Mohamed Hedi Abidellaoui
22 Juin 2017•Mise à jour: 26 Juin 2017
AA/ Kinshasa/ Pascal Mulegwa
Le Haut commissariat des Nations unies aux droits de l’Homme n’ouvrira pas une enquête internationale et indépendante sur les violences meurtrières qui secouent la région du Kasaï dans le centre de la République démocratique du Congo (RDC) depuis août dernier, a-t-on appris jeudi de source onusienne.
Apres un débat sur la résolution de la 35ème session des droits de l’Homme à Genève, un document qui devra être débattu vendredi prévoit l’envoi d’une équipe d’experts pour établir les faits et remettre des conclusions aux autorités judiciaires congolaises.

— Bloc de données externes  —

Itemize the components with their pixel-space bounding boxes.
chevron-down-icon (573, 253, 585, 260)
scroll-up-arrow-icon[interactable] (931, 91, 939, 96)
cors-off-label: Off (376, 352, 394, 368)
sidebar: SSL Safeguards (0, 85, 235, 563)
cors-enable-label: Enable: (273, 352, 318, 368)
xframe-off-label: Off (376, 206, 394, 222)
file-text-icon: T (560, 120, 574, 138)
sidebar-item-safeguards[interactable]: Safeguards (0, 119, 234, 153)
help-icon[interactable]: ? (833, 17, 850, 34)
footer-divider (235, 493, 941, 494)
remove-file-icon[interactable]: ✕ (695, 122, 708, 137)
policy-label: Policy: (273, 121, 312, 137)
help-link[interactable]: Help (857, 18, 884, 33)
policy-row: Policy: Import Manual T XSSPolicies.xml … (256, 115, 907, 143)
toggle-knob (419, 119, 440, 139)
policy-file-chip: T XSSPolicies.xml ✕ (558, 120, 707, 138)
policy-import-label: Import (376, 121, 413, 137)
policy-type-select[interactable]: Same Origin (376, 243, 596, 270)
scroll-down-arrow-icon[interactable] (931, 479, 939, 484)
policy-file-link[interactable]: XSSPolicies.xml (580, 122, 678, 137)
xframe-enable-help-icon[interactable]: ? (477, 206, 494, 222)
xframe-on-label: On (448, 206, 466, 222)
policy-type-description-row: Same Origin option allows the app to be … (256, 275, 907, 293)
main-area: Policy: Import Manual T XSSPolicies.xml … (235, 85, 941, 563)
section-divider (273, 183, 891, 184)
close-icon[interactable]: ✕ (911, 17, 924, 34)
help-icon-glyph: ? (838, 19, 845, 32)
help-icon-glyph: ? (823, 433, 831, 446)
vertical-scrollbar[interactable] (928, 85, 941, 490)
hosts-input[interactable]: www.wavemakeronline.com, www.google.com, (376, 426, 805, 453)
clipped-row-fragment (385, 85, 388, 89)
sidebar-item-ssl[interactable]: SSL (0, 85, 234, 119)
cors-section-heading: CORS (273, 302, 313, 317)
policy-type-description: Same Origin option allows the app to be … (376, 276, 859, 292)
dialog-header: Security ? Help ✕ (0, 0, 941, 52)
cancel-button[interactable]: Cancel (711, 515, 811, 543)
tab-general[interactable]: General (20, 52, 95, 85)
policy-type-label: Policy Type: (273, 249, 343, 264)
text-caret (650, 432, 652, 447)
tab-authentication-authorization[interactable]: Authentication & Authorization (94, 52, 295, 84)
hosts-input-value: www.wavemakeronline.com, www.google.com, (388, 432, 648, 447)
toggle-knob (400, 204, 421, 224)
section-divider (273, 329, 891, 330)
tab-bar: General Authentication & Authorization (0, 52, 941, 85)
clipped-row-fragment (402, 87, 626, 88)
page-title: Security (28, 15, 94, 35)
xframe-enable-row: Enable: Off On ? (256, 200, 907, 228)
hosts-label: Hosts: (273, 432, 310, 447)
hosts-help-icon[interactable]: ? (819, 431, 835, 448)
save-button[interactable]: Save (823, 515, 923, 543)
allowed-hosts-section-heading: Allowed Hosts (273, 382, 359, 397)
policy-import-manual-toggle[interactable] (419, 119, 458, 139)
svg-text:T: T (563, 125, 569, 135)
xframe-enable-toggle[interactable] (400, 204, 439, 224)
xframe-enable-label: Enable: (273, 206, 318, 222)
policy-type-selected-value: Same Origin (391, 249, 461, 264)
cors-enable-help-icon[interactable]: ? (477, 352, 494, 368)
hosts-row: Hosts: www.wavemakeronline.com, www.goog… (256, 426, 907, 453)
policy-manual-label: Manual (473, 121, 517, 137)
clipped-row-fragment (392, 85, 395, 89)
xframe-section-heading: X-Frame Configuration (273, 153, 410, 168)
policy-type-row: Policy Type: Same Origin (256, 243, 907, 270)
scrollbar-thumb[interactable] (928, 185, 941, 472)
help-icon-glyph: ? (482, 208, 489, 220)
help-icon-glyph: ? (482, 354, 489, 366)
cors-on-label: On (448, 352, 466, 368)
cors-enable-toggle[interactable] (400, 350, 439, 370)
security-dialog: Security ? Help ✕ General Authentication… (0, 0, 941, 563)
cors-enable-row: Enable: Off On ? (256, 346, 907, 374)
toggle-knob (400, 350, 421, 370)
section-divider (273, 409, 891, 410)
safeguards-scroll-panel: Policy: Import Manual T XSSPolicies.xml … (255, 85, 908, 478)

Le Conseil "prie" le haut commissaire aux droits de l'Homme "d'envoyer une équipe d'experts internationaux, y compris des experts de la région [..] pour recueillir et préserver l'information […] et de transmettre aux autorités judiciaires de la RDC les conclusions de cette enquête, afin d'établir la vérité et de veiller à ce que les auteurs de crimes déplorables soient punis", indique un document de travail consulté par Anadolu, jeudi.
Le même document renseigne qu’il sera demandé à Kinshasa, qui gardera la direction de cette enquête, de faciliter "les visites et l'accès au pays, aux sites et aux personnes, concernant les violations présumées des droits de l'Homme et les violations du droit international humanitaire".
Dans le cadre de cette enquête, le haut commissaire qui a récemment fait de la pression pour l’ouverture d’une enquête internationale, devra fournir l'assistance technique nécessaire aux autorités congolaises et présenter un rapport dans un an au Conseil.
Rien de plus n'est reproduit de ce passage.